Le "mécanisme de contournement" des mules de la Guyane vers les Antilles se met en place
Les membres de la Commission d’enquête sur le narcotrafic, a laquelle appartient Marie-Laure Phinéra Horth, ont auditionné cette semaine le procureur de la République de Guyane et le président du tribunal de Cayenne. Le mécanisme de contournement des trafiquants vers les Antilles est notamment évoqué.
La commission d'enquête sénatoriale sur le narcotrafic, à laquelle appartient notamment la Marie-Laure Phinéra-Horth, s'est penchée sur le cas de la Guyane.
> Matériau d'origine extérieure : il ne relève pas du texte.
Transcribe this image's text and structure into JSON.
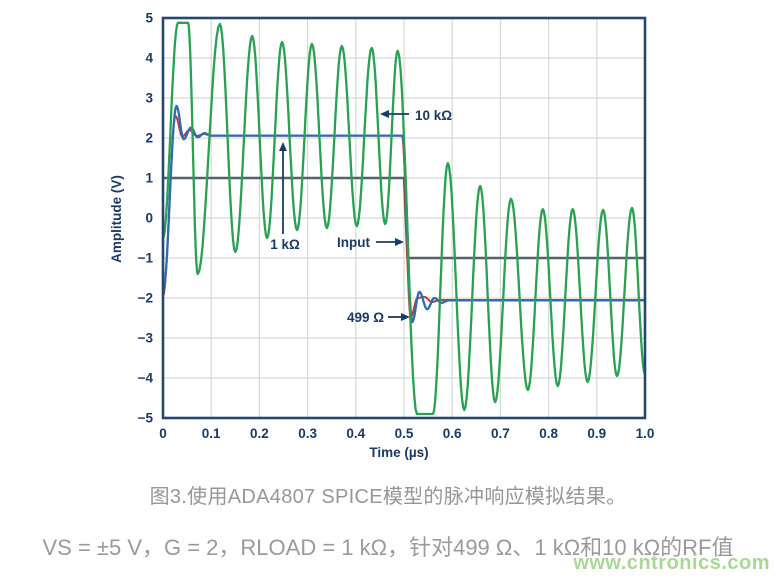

L'efficacité du 100 % contrôle a fait l'objet de questions. "Malgré le dispositif à l'aéroport de Cayenne, le fléau des mules continue de s'amplifier. La coopération internationale n'empêche rien chez nous. Les parents, les élus et la police n'en peuvent plus. Il s'agit d'enfants, et pas forcément issus de classes défavorisées, qui partent parfois en évacuation sanitaire. La situation est grave. Il faut trouver le moyen d'arrêter ce flux de déplacement et de transport de cocaïne”, a plaidé la sénatrice guyanaise.
Au cours de la semaine, le procureur de la République de Guyane, Yves Le Clair, et le président du tribunal de Cayenne, Mahrez Abassi ont été auditionnés.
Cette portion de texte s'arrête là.